第6章 和泉守兼定 優しい兄ではいられない・:*+.
その時、顔を紅潮させたいろはが戻ってきて目を奪われる。
艶っぽく濡れている姿を妙に意識してしまい、目を合わせられない。
「兼さん?腕の傷見せて?女将さんに救急箱借りてきたから、手当てしよう。」
いろはが俺の腕に触れると、身体の熱が一気に上昇する。
「大丈夫だ。自分でやる。俺も湯殿に行ってくるからいろははもう先に寝てろ。な?」
俺は冷静になる為、部屋から出て大きく深呼吸した。
部屋に戻るといろはが布団に横になっていた。
隣の布団に横になり、いろはの背中を見つめる。
その時いろはがくるっとこっちを向き、目線が重なり合う。
「…兼さん。あのね?私がまだ新米だった時、兼さんに立派な審神者になりたいなら、一振りの刀剣に感情移入しちゃいけないって言われたでしょ?
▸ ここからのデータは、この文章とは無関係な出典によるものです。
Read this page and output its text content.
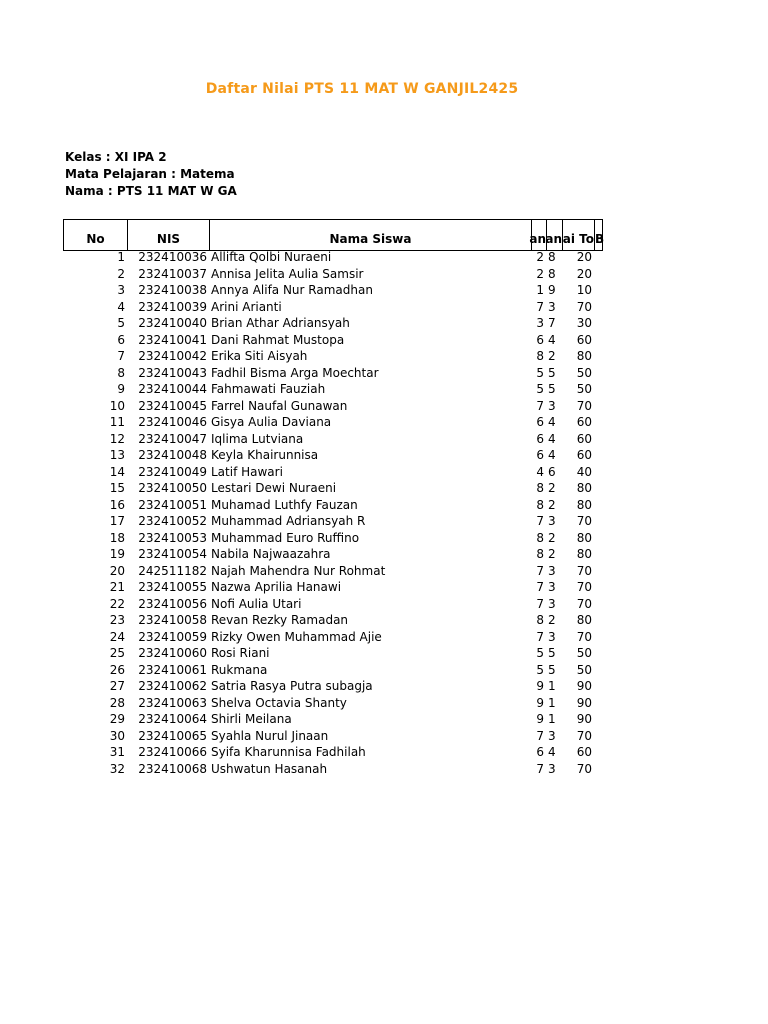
Daftar Nilai PTS 11 MAT W GANJIL2425
Kelas : XI IPA 2
Mata Pelajaran : Matema
Nama : PTS 11 MAT W GA
No	NIS	Nama Siswa	an an ai To B
1	232410036 Allifta Qolbi Nuraeni	2 8	20
2	232410037 Annisa Jelita Aulia Samsir	2 8	20
3	232410038 Annya Alifa Nur Ramadhan	1 9	10
4	232410039 Arini Arianti	7 3	70
5	232410040 Brian Athar Adriansyah	3 7	30
6	232410041 Dani Rahmat Mustopa	6 4	60
7	232410042 Erika Siti Aisyah	8 2	80
8	232410043 Fadhil Bisma Arga Moechtar	5 5	50
9	232410044 Fahmawati Fauziah	5 5	50
10	232410045 Farrel Naufal Gunawan	7 3	70
11	232410046 Gisya Aulia Daviana	6 4	60
12	232410047 Iqlima Lutviana	6 4	60
13	232410048 Keyla Khairunnisa	6 4	60
14	232410049 Latif Hawari	4 6	40
15	232410050 Lestari Dewi Nuraeni	8 2	80
16	232410051 Muhamad Luthfy Fauzan	8 2	80
17	232410052 Muhammad Adriansyah R	7 3	70
18	232410053 Muhammad Euro Ruffino	8 2	80
19	232410054 Nabila Najwaazahra	8 2	80
20	242511182 Najah Mahendra Nur Rohmat	7 3	70
21	232410055 Nazwa Aprilia Hanawi	7 3	70
22	232410056 Nofi Aulia Utari	7 3	70
23	232410058 Revan Rezky Ramadan	8 2	80
24	232410059 Rizky Owen Muhammad Ajie	7 3	70
25	232410060 Rosi Riani	5 5	50
26	232410061 Rukmana	5 5	50
27	232410062 Satria Rasya Putra subagja	9 1	90
28	232410063 Shelva Octavia Shanty	9 1	90
29	232410064 Shirli Meilana	9 1	90
30	232410065 Syahla Nurul Jinaan	7 3	70
31	232410066 Syifa Kharunnisa Fadhilah	6 4	60
32	232410068 Ushwatun Hasanah	7 3	70
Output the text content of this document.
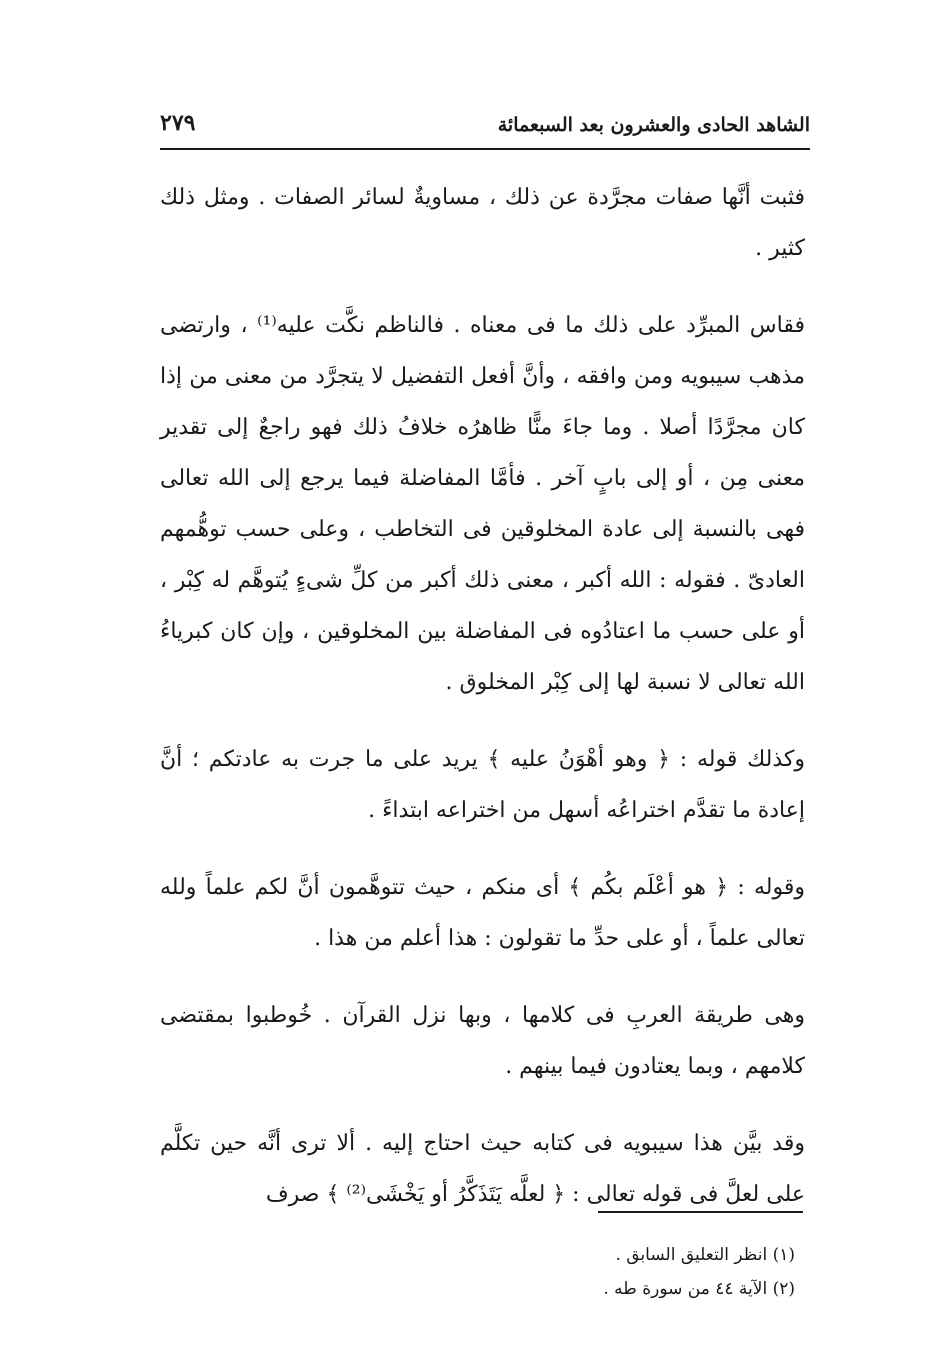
الشاهد الحادى والعشرون بعد السبعمائة
٢٧٩

فثبت أنَّها صفات مجرَّدة عن ذلك ، مساويةٌ لسائر الصفات . ومثل ذلك كثير .

فقاس المبرِّد على ذلك ما فى معناه . فالناظم نكَّت عليه⁽¹⁾ ، وارتضى مذهب سيبويه ومن وافقه ، وأنَّ أفعل التفضيل لا يتجرَّد من معنى من إذا كان مجرَّدًا أصلا . وما جاءَ منًّا ظاهرُه خلافُ ذلك فهو راجعٌ إلى تقدير معنى مِن ، أو إلى بابٍ آخر . فأمَّا المفاضلة فيما يرجع إلى الله تعالى فهى بالنسبة إلى عادة المخلوقين فى التخاطب ، وعلى حسب توهُّمهم العادىّ . فقوله : الله أكبر ، معنى ذلك أكبر من كلِّ شىءٍ يُتوهَّم له كِبْر ، أو على حسب ما اعتادُوه فى المفاضلة بين المخلوقين ، وإن كان كبرياءُ الله تعالى لا نسبة لها إلى كِبْر المخلوق .

وكذلك قوله : ﴿ وهو أهْوَنُ عليه ﴾ يريد على ما جرت به عادتكم ؛ أنَّ إعادة ما تقدَّم اختراعُه أسهل من اختراعه ابتداءً .

وقوله : ﴿ هو أعْلَم بكُم ﴾ أى منكم ، حيث تتوهَّمون أنَّ لكم علماً ولله تعالى علماً ، أو على حدِّ ما تقولون : هذا أعلم من هذا .

وهى طريقة العربِ فى كلامها ، وبها نزل القرآن . خُوطبوا بمقتضى كلامهم ، وبما يعتادون فيما بينهم .

وقد بيَّن هذا سيبويه فى كتابه حيث احتاج إليه . ألا ترى أنَّه حين تكلَّم على لعلَّ فى قوله تعالى : ﴿ لعلَّه يَتَذَكَّرُ أو يَخْشَى⁽²⁾ ﴾ صرف

(١) انظر التعليق السابق .

(٢) الآية ٤٤ من سورة طه .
だから兼さんに審神者として一人前になったって認めてもらった時に、ちゃんと想いを伝えようって思ってたの。もしそれが何十年かかったとしても諦めないって。私ね…兼さんが好き。」
真っ直ぐな情熱を持った瞳に射抜かれる。
いろはが立派な審神者になるために、必死に努力してきた事を誰よりも知ってる。
とっさにいろはを強く抱きしめた。
「悪かった。俺は自分勝手でかっこ悪い男だ。
恋仲になって嫉妬や独占欲に溺れて余裕のない俺を見せたくなくて、兄貴っていう立場に逃げてた。…でも無駄だった。日に日に増していくこの気持ちに蓋をしてたつもりだったのに、抑えてた分一気に溢れちまった。いろはが好きだ。これからは愛刀として俺を見てくれねぇか?」
「兼さん…嬉しい。これからはかっこ悪い兼さんも全部見せて欲しいな」
いろはは潤んだ瞳で悪戯っぽくほほえむ。
「んっ…」
俺はいろはに愛しむような口付けをする。
ついばむような口付けがどんどん深くねっとりしたものに変わっていき、いろはの体温が上がるのを感じる。
「あっ…かねさ…んっ」
「ほら。もっと口開けろよ?ん。いい子だ。」
舌先でいろはの口内の隅々まで刺激すると蕩けた瞳は虚になってくる。
一度唇を離し、はぁはぁと呼吸を乱すいろはの背中を優しくさする。